5. CO-RELATION BETWEEN CRIMES AND DISTURBED AREA IS FALSE, DANGEROUS AND UNTENNABLE AND MUST NOT FIND PLACE IN A LAW ON COMMUNAL VIOLENCE

It must be emphasized that crimes that are crimes by definition in law do not have to bide a declaration of an area as a `disturbed area’ by a government. The declaration (or notification) as a disturbed area may have some significance in the nature of executive powers that may be assumed – and this is still a subject that needs deeper deliberation – or for establishing the relationship between the Centre and the States in relation to such `disturbances’. But they cannot determine when an act amounts to an offence. Stated otherwise, while the `scale’ of the violence may be relevant for deciding whether it falls within a special law on communal and targeted violence, that scale cannot be linked to the temporality of an executive declaration. This is especially so since the declaration may follow upon aggravated acts of targeted violence.

6. REPARATIONS

Any proposed law on Communal violence must use the concept of reparations (rather than relief), which includes rescue, relief (including establishing relief camps for as long as affected people feel insecure), compensation, restitution, rehabilitation including assistance of soft loans and land allocations to rebuild livelihoods and shelters to levels not less than before the violence and inconformity with the wishes of the affected persons, and the reconstruction of places of worship destroyed in the violence. Reparations to be an inviolable, legally enforceable right of the victim-survivor, and according to objective norms and scales that are binding on all governments. Provide for a national framework/policy of entitlements (specifically compensation) for victim-survivors of communal violence (rather than leave it to discretion at the state level)

7. INTERNAL DISPLACEMENT

The Bill must acknowledge rights of internally displaced persons who face forced displacement due to communal violence. Reparations should be provided in conformity with international standards for internally displaced persons, including the UN guidelines on Internal Displacements. These Guidelines must be domesticated through adoption of a policy to this effect (namely, a National Policy on Internal Displacement due to violence/unrest, as distinct from a National Policy on Internal Displacement due to “development” and “land acquisition”), and some nodal agency be constituted, so that all internally displaced persons have a justiciable framework of entitlements to protect them.

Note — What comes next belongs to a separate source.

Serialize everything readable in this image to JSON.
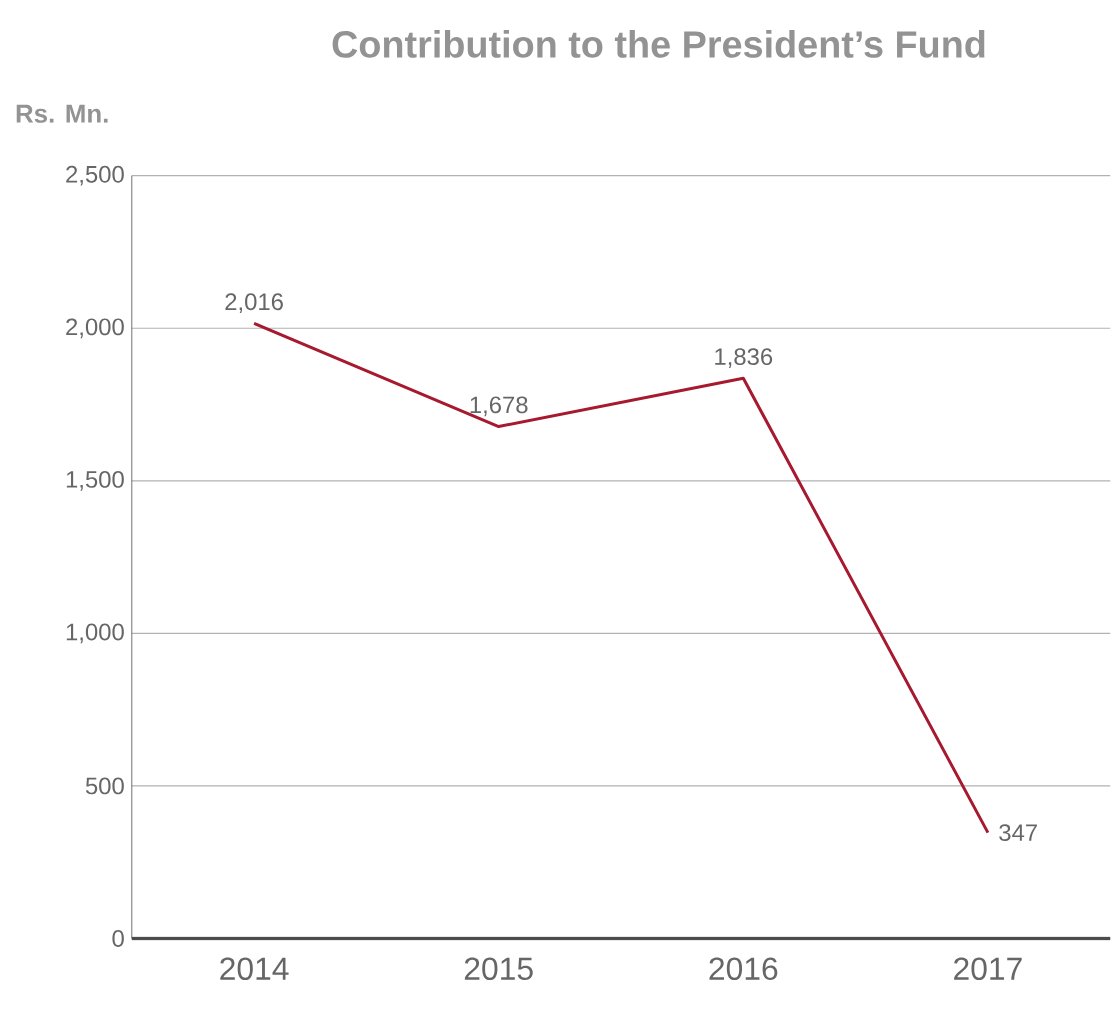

8. WITNESS PROTECTION & LEGAL AID

Substantive provisions for victim / witness protection that focuses on safety, physical and psychological well-being, privacy and dignity. Incorporate comprehensive provisions on protection of victims and witnesses, in consonance with recent Supreme Court judgments and directives and Law Commission report.  Such provisions should focus on safety, physical and psychological well-being, dignity and privacy of victims and witnesses, particularly in cases of sexual or gender violence. The provisions should include medical assistance, counseling and psychological support, protection of the identity of victims and witnesses, ensuring a congenial atmosphere in the open court for the woman to give her testimony (while providing her with the option of an in camera trial), and stringent punishment for persons who intimidate/ coerce a woman to give a false testimony. Legal aid to victims and accused.